EXHIBIT 5.1
December 18, 2014
Pericom Semiconductor Corporation
3545 North First Street
San Jose, California 95134
| RE: | Pericom Semiconductor Corporation - Registration Statement on Form S-8 |
Ladies and Gentlemen:
We have acted as counsel to Pericom Semiconductor Corporation, a California corporation (the “Company”), in connection with the registration on Form S-8 (the “Registration Statement”) under the Securities Act of 1933, as amended, of an aggregate of 3,000,000 shares of the Company’s common stock (the “Shares”) pursuant to the Company’s 2014 Stock Award and Incentive Compensation Plan (the “Plan”). This opinion is being furnished in accordance with the requirements of Item 8 of Form S-8 and Item 601(b)(5)(i) of Regulation S-K.

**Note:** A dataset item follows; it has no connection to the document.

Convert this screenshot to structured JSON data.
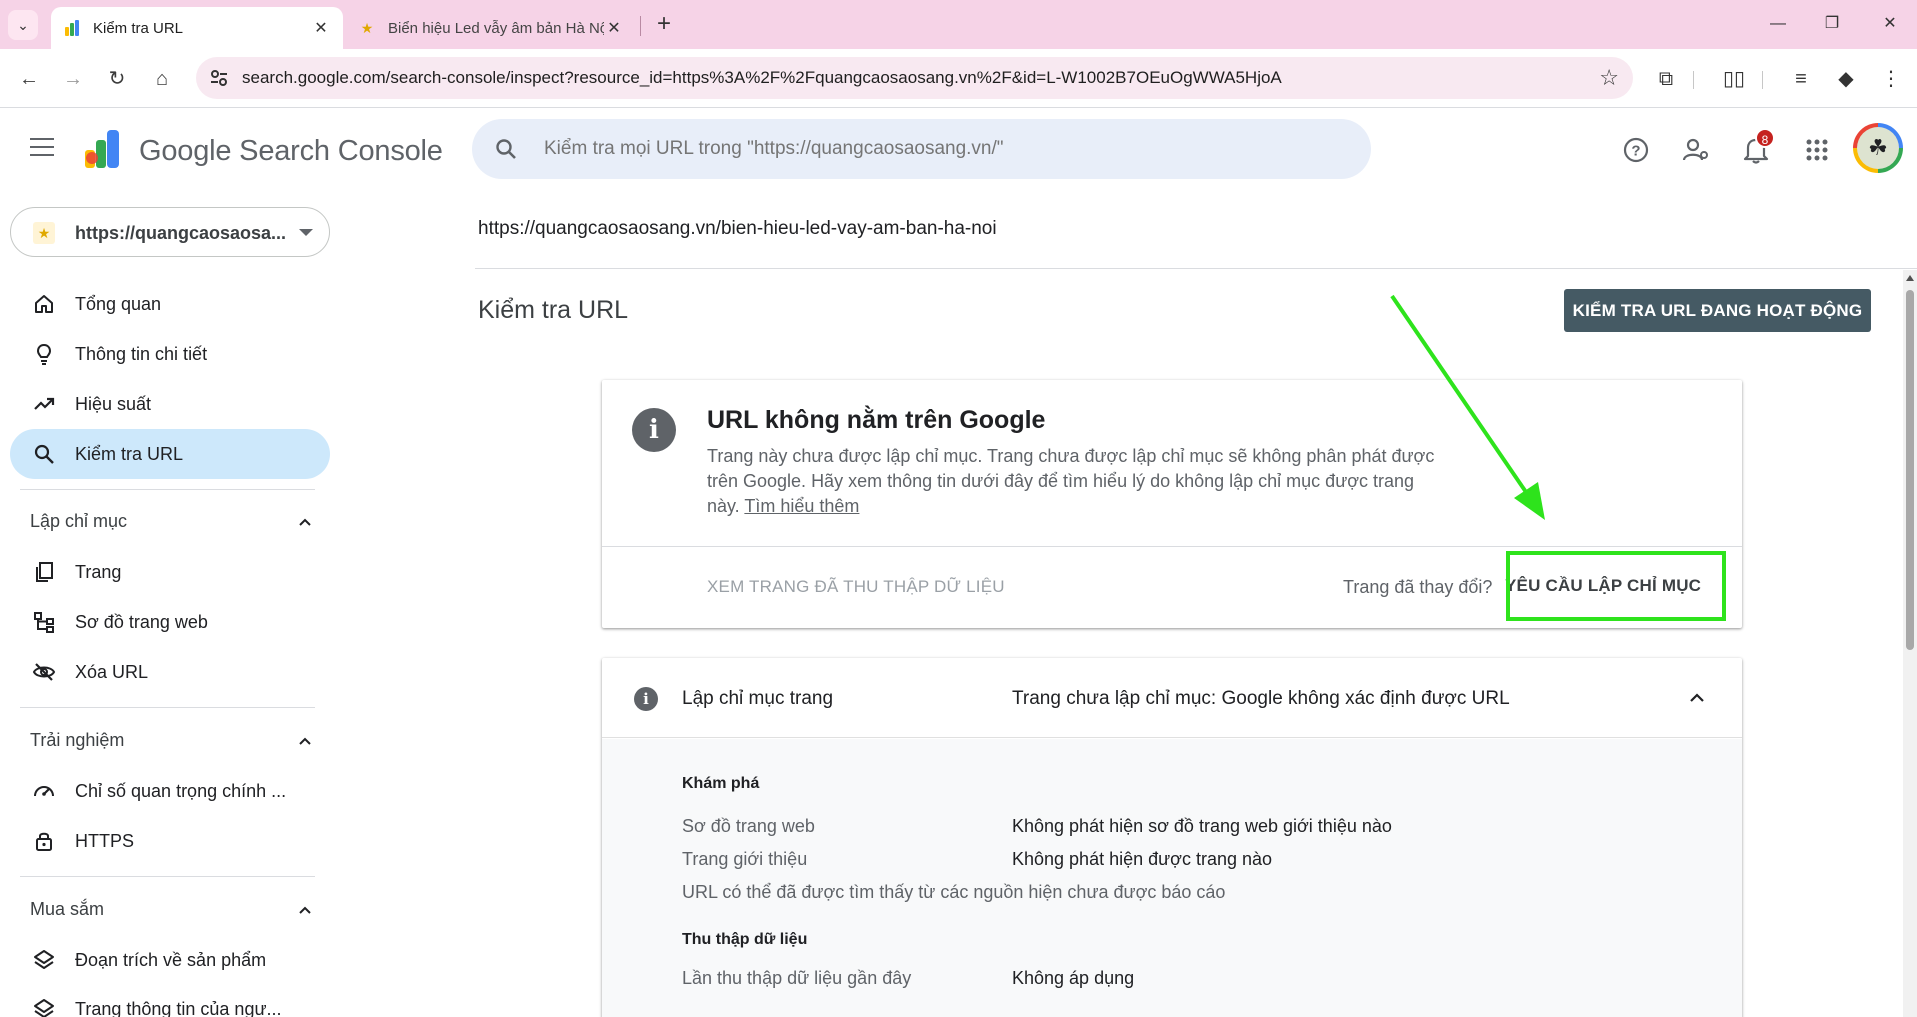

We have reviewed the form of the Plan, and we have examined the originals, or photostatic or certified copies, of such records of the Company, of certificates of officers of the Company and of public documents, and such other documents as we have deemed relevant and necessary as the basis of the opinions set forth below. In such examination, we have assumed the genuineness of all signatures, the authenticity of all documents submitted to us as originals, the conformity to original documents of all documents submitted to us as photostatic or certified copies and the authenticity of the originals of such copies.
Based upon and subject to the foregoing, we are of the opinion that if, as and when the Shares are issued and sold (and the consideration therefor received) pursuant to the provisions of the Plan and in accordance with the Registration Statement, the Shares will be validly issued, fully paid and non-assessable.
The opinions expressed above are limited to the laws of the State of California and the federal laws of the United States of America.
This opinion letter is limited to the matters stated herein, and no opinion is implied or may be inferred beyond the matters expressly stated. We hereby consent to the use of our opinion as herein set forth as an exhibit to the Registration Statement. In giving this consent, we do not hereby admit that we come within the category of persons whose consent is required under Section 7 of the Securities Act or the rules and regulations of the SEC promulgated thereunder or Item 509 of Regulation S-K.